Queries. So for example, this old website. Take a look at the amount of linking domains that it had. A number of linking domains, the number of Backlinks. The influence, the popularity based off this old domain. We’ll look at the new one. Again, it’s also pretty good. There’s not an important gap. But, I’m pretty sure that there should be some important former links that are still pointing to the old location, especially if it is a very very old one, if it has a domain that has a really good popularity that has been here for a long time. We can see how it was already there five years ago.

So, it is important to understand that if there’s a gap; and important link popularity gap between the former domain and the new one. Maybe that is even the reason of why it is not performing as well for top queries. Because, the new domain, the new destination is not still as popular as the old one. And then, if that’s the reason. And of course, there is no way. It has already happened, right? Is to better understand which are those top links that were pointing to the old domain, to the old location. Old URLs, and how you can reclaim them. How you can claim them; how you can recover these links so they can go to a new location, especially if you identify that they are going to pages that are not those that have been correctly redirected.

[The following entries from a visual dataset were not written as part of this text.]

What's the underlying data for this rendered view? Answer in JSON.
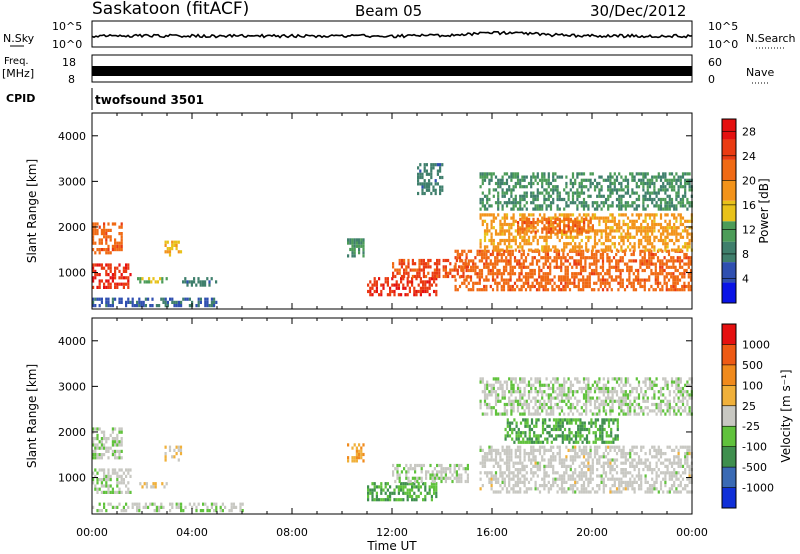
{
  "header": {
    "title": "Saskatoon (fitACF)",
    "beam": "Beam 05",
    "date": "30/Dec/2012"
  },
  "noise_panel": {
    "left_label": "N.Sky",
    "right_label": "N.Search",
    "left_ticks": [
      "10^5",
      "10^0"
    ],
    "right_ticks": [
      "10^5",
      "10^0"
    ]
  },
  "freq_panel": {
    "left_label_1": "Freq.",
    "left_label_2": "[MHz]",
    "right_label": "Nave",
    "left_ticks": [
      "18",
      "8"
    ],
    "right_ticks": [
      "60",
      "0"
    ]
  },
  "cpid_panel": {
    "label": "CPID",
    "value": "twofsound 3501"
  },
  "colors": {
    "power_scale": [
      "#0a14e6",
      "#2f4fb0",
      "#3f7f6c",
      "#4c9c58",
      "#e8c21a",
      "#f3931a",
      "#f06a14",
      "#ea3b12",
      "#e51010"
    ],
    "velocity_scale": [
      "#1030d8",
      "#3a6ab4",
      "#3f8f4e",
      "#60c23c",
      "#c8c8c2",
      "#f0b03a",
      "#f08a1c",
      "#ee5a14",
      "#e51010"
    ]
  },
  "chart_data": [
    {
      "type": "heatmap",
      "panel": "power",
      "ylabel": "Slant Range [km]",
      "yticks": [
        "1000",
        "2000",
        "3000",
        "4000"
      ],
      "ylim": [
        200,
        4500
      ],
      "xlim": [
        0,
        24
      ],
      "colorbar_label": "Power [dB]",
      "colorbar_ticks": [
        "4",
        "8",
        "12",
        "16",
        "20",
        "24",
        "28"
      ],
      "colorbar_range": [
        0,
        30
      ],
      "regions": [
        {
          "t0": 0.0,
          "t1": 1.5,
          "r0": 700,
          "r1": 1200,
          "value": 26
        },
        {
          "t0": 0.0,
          "t1": 1.2,
          "r0": 1400,
          "r1": 2100,
          "value": 22
        },
        {
          "t0": 0.0,
          "t1": 5.0,
          "r0": 250,
          "r1": 450,
          "value": 6
        },
        {
          "t0": 1.8,
          "t1": 3.0,
          "r0": 800,
          "r1": 900,
          "value": 14
        },
        {
          "t0": 2.9,
          "t1": 3.6,
          "r0": 1350,
          "r1": 1700,
          "value": 16
        },
        {
          "t0": 3.6,
          "t1": 5.0,
          "r0": 700,
          "r1": 900,
          "value": 8
        },
        {
          "t0": 10.2,
          "t1": 10.9,
          "r0": 1350,
          "r1": 1750,
          "value": 10
        },
        {
          "t0": 11.0,
          "t1": 13.8,
          "r0": 500,
          "r1": 900,
          "value": 26
        },
        {
          "t0": 12.0,
          "t1": 15.0,
          "r0": 900,
          "r1": 1300,
          "value": 24
        },
        {
          "t0": 14.5,
          "t1": 24.0,
          "r0": 600,
          "r1": 1500,
          "value": 22
        },
        {
          "t0": 15.5,
          "t1": 24.0,
          "r0": 1500,
          "r1": 2300,
          "value": 18
        },
        {
          "t0": 17.0,
          "t1": 20.0,
          "r0": 1900,
          "r1": 2200,
          "value": 22
        },
        {
          "t0": 15.5,
          "t1": 24.0,
          "r0": 2400,
          "r1": 3200,
          "value": 10
        },
        {
          "t0": 13.0,
          "t1": 14.0,
          "r0": 2700,
          "r1": 3400,
          "value": 8
        }
      ]
    },
    {
      "type": "heatmap",
      "panel": "velocity",
      "ylabel": "Slant Range [km]",
      "yticks": [
        "1000",
        "2000",
        "3000",
        "4000"
      ],
      "ylim": [
        200,
        4500
      ],
      "xlim": [
        0,
        24
      ],
      "xlabel": "Time UT",
      "xticks": [
        "00:00",
        "04:00",
        "08:00",
        "12:00",
        "16:00",
        "20:00",
        "00:00"
      ],
      "colorbar_label": "Velocity [m s⁻¹]",
      "colorbar_ticks": [
        "1000",
        "500",
        "100",
        "25",
        "-25",
        "-100",
        "-500",
        "-1000"
      ],
      "colorbar_range": [
        -1500,
        1500
      ],
      "regions": [
        {
          "t0": 0.0,
          "t1": 1.5,
          "r0": 700,
          "r1": 1200,
          "value": -100
        },
        {
          "t0": 0.0,
          "t1": 1.2,
          "r0": 1400,
          "r1": 2100,
          "value": -100
        },
        {
          "t0": 0.0,
          "t1": 6.0,
          "r0": 250,
          "r1": 450,
          "value": -100
        },
        {
          "t0": 1.8,
          "t1": 3.0,
          "r0": 800,
          "r1": 900,
          "value": 100
        },
        {
          "t0": 2.9,
          "t1": 3.6,
          "r0": 1350,
          "r1": 1700,
          "value": 100
        },
        {
          "t0": 10.2,
          "t1": 10.9,
          "r0": 1350,
          "r1": 1750,
          "value": 500
        },
        {
          "t0": 11.0,
          "t1": 13.8,
          "r0": 500,
          "r1": 900,
          "value": -500
        },
        {
          "t0": 12.0,
          "t1": 15.0,
          "r0": 900,
          "r1": 1300,
          "value": -100
        },
        {
          "t0": 15.5,
          "t1": 24.0,
          "r0": 700,
          "r1": 1700,
          "value": 0
        },
        {
          "t0": 16.5,
          "t1": 21.0,
          "r0": 1800,
          "r1": 2300,
          "value": -500
        },
        {
          "t0": 15.5,
          "t1": 24.0,
          "r0": 2400,
          "r1": 3200,
          "value": -100
        }
      ]
    }
  ]
}
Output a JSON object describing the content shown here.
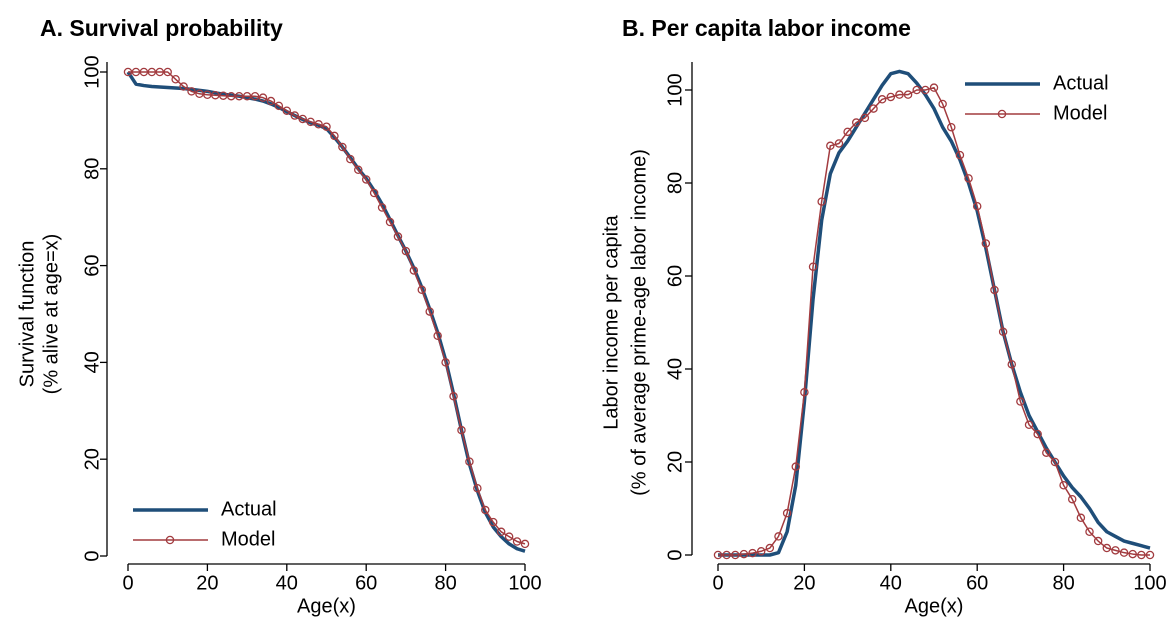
{
  "chart_data": [
    {
      "type": "line",
      "title": "A.  Survival probability",
      "x_label": "Age(x)",
      "y_label": [
        "Survival function",
        "(% alive at age=x)"
      ],
      "x": [
        0,
        2,
        4,
        6,
        8,
        10,
        12,
        14,
        16,
        18,
        20,
        22,
        24,
        26,
        28,
        30,
        32,
        34,
        36,
        38,
        40,
        42,
        44,
        46,
        48,
        50,
        52,
        54,
        56,
        58,
        60,
        62,
        64,
        66,
        68,
        70,
        72,
        74,
        76,
        78,
        80,
        82,
        84,
        86,
        88,
        90,
        92,
        94,
        96,
        98,
        100
      ],
      "series": [
        {
          "name": "Actual",
          "color": "#1f4e79",
          "marker": false,
          "values": [
            100,
            97.5,
            97.2,
            97,
            96.9,
            96.8,
            96.7,
            96.6,
            96.4,
            96.2,
            96,
            95.7,
            95.4,
            95.2,
            95,
            94.7,
            94.4,
            94,
            93.4,
            92.7,
            91.8,
            91,
            90.2,
            89.5,
            89,
            88.3,
            86.5,
            84.5,
            82.3,
            80,
            78,
            75.5,
            72.7,
            69.5,
            66.2,
            63,
            59.5,
            55.5,
            51,
            46.2,
            40.5,
            33.5,
            26,
            19,
            13.5,
            9,
            6,
            4,
            2.5,
            1.5,
            1
          ]
        },
        {
          "name": "Model",
          "color": "#a23b3f",
          "marker": true,
          "values": [
            100,
            100,
            100,
            100,
            100,
            100,
            98.5,
            97,
            96,
            95.5,
            95.3,
            95.2,
            95.1,
            95,
            95,
            95,
            95,
            94.7,
            94,
            93,
            92,
            91,
            90.3,
            89.7,
            89.2,
            88.7,
            86.8,
            84.5,
            82,
            79.8,
            77.8,
            75,
            72,
            69,
            66,
            63,
            59,
            55,
            50.5,
            45.5,
            40,
            33,
            26,
            19.5,
            14,
            9.5,
            7,
            5,
            4,
            3,
            2.5
          ]
        }
      ],
      "xlim": [
        0,
        100
      ],
      "xticks": [
        0,
        20,
        40,
        60,
        80,
        100
      ],
      "ylim": [
        0,
        100
      ],
      "yticks": [
        0,
        20,
        40,
        60,
        80,
        100
      ],
      "legend": "lower left"
    },
    {
      "type": "line",
      "title": "B.  Per capita labor income",
      "x_label": "Age(x)",
      "y_label": [
        "Labor income per capita",
        "(% of average prime-age labor income)"
      ],
      "x": [
        0,
        2,
        4,
        6,
        8,
        10,
        12,
        14,
        16,
        18,
        20,
        22,
        24,
        26,
        28,
        30,
        32,
        34,
        36,
        38,
        40,
        42,
        44,
        46,
        48,
        50,
        52,
        54,
        56,
        58,
        60,
        62,
        64,
        66,
        68,
        70,
        72,
        74,
        76,
        78,
        80,
        82,
        84,
        86,
        88,
        90,
        92,
        94,
        96,
        98,
        100
      ],
      "series": [
        {
          "name": "Actual",
          "color": "#1f4e79",
          "marker": false,
          "values": [
            0,
            0,
            0,
            0,
            0,
            0,
            0,
            0.5,
            5,
            15,
            33,
            55,
            72,
            82,
            86.5,
            89,
            92,
            95,
            98,
            101,
            103.5,
            104,
            103.5,
            101.5,
            99,
            96,
            92,
            89,
            85,
            80,
            74,
            66,
            57,
            48,
            41,
            35,
            30,
            26.5,
            23,
            20,
            17,
            14.5,
            12.5,
            10,
            7,
            5,
            4,
            3,
            2.5,
            2,
            1.5
          ]
        },
        {
          "name": "Model",
          "color": "#a23b3f",
          "marker": true,
          "values": [
            0,
            0,
            0,
            0.2,
            0.4,
            0.8,
            1.5,
            4,
            9,
            19,
            35,
            62,
            76,
            88,
            88.5,
            91,
            93,
            94,
            96,
            98,
            98.5,
            99,
            99,
            100,
            100,
            100.5,
            97,
            92,
            86,
            81,
            75,
            67,
            57,
            48,
            41,
            33,
            28,
            26,
            22,
            20,
            15,
            12,
            8,
            5,
            3,
            1.5,
            1,
            0.5,
            0.2,
            0,
            0
          ]
        }
      ],
      "xlim": [
        0,
        100
      ],
      "xticks": [
        0,
        20,
        40,
        60,
        80,
        100
      ],
      "ylim": [
        0,
        100
      ],
      "yticks": [
        0,
        20,
        40,
        60,
        80,
        100
      ],
      "legend": "upper right"
    }
  ]
}
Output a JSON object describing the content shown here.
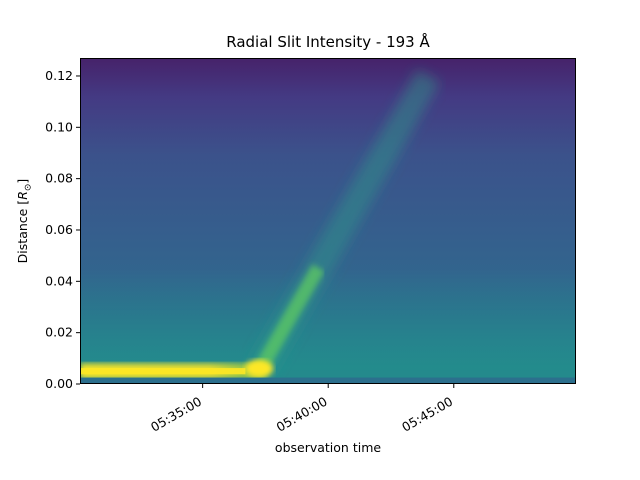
{
  "chart_data": {
    "type": "heatmap",
    "title": "Radial Slit Intensity - 193 Å",
    "xlabel": "observation time",
    "ylabel": "Distance [R⊙]",
    "colormap": "viridis",
    "grid": false,
    "xlim": [
      "05:30:07",
      "05:49:52"
    ],
    "ylim": [
      0.0,
      0.127
    ],
    "x_ticks": [
      "05:35:00",
      "05:40:00",
      "05:45:00"
    ],
    "y_ticks": [
      "0.00",
      "0.02",
      "0.04",
      "0.06",
      "0.08",
      "0.10",
      "0.12"
    ],
    "features": {
      "bright_band": {
        "distance": 0.005,
        "from": "05:30:07",
        "to": "05:37:30"
      },
      "bright_spot": {
        "time": "05:37:15",
        "distance": 0.006
      },
      "ejecta_front": {
        "start_time": "05:37:15",
        "start_distance": 0.005,
        "end_time": "05:44:00",
        "end_distance": 0.12
      }
    }
  }
}
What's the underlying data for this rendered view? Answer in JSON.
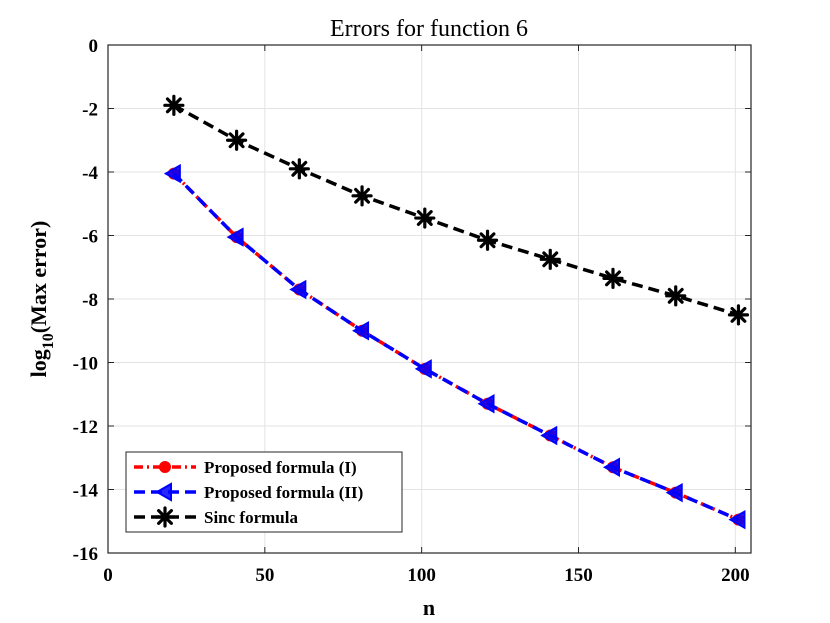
{
  "chart_data": {
    "type": "line",
    "title": "Errors for function 6",
    "xlabel": "n",
    "ylabel_main": "log",
    "ylabel_sub": "10",
    "ylabel_rest": "(Max error)",
    "xlim": [
      0,
      205
    ],
    "ylim": [
      -16,
      0
    ],
    "xticks": [
      0,
      50,
      100,
      150,
      200
    ],
    "yticks": [
      0,
      -2,
      -4,
      -6,
      -8,
      -10,
      -12,
      -14,
      -16
    ],
    "grid": true,
    "legend_position": "bottom-left",
    "x": [
      21,
      41,
      61,
      81,
      101,
      121,
      141,
      161,
      181,
      201
    ],
    "series": [
      {
        "name": "Proposed formula (I)",
        "color": "#ff0000",
        "line": "dash-dot",
        "marker": "circle",
        "values": [
          -4.05,
          -6.05,
          -7.7,
          -9.0,
          -10.2,
          -11.3,
          -12.3,
          -13.3,
          -14.1,
          -14.95
        ]
      },
      {
        "name": "Proposed formula (II)",
        "color": "#0000ff",
        "line": "dashed",
        "marker": "triangle-left",
        "values": [
          -4.05,
          -6.05,
          -7.7,
          -9.0,
          -10.2,
          -11.3,
          -12.3,
          -13.3,
          -14.1,
          -14.95
        ]
      },
      {
        "name": "Sinc formula",
        "color": "#000000",
        "line": "dashed",
        "marker": "asterisk",
        "values": [
          -1.9,
          -3.0,
          -3.9,
          -4.75,
          -5.45,
          -6.15,
          -6.75,
          -7.35,
          -7.9,
          -8.5
        ]
      }
    ]
  }
}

Of course, the first step should be to fix the redirect if you can, and make sure that the new location is as relevant and [inaudible 00:18:22]. If somehow, you cannot do it, or somehow, still like that, you cannot recover as much, the next step should be, of course, to try to reclaim and recover the popularity that was lost. Hopefully by doing all this, we’ll be be able to recover those lost rankings, that lost visibility, traffic, and being able to fix. I will say that by doing this, we’ll be able to do much better job to recover, to fix, what wasn’t correctly done right from the beginning, which should have been the ideal scenario, of course. I hope that this was handy to you.

Ideally, after this, I will say that it is the right time to set SEO alerts, in case they haven’t been implemented before, right? To understand when the pages changes, when the pages are migrated. Your redirects are placed. Nobody can tell, oh, I wasn’t alerted about it. Did you know it’s so? So, there’s actually a Crawling Mondays. This was the second Crawling Monday that I did. Or, the first one, even. Anyway. There is a previous episode of Crawling Monday that you can see here about that specific topic. To be alerted with [inaudible 00:19:48] when anything on the website changes, including when a migration happens without even being alerted of it, right? [inaudible 00:20:00], a couple of tools that you should definitely check out. Check out the video.

Thank you very much for being here, for watching this, and I hope that you have enjoyed it. Look for my presentation about this topic. But, of course, not only about this specific scenario, but from a broader perspective of complex migrations from and SEO perspective, and how to win them. How to take the opportunity to make the most out of them, to improve actually. Your organic search rankings and traffic. Looking forward to share again with you in the next Crawling Mondays! Thank you very much. Bye bye.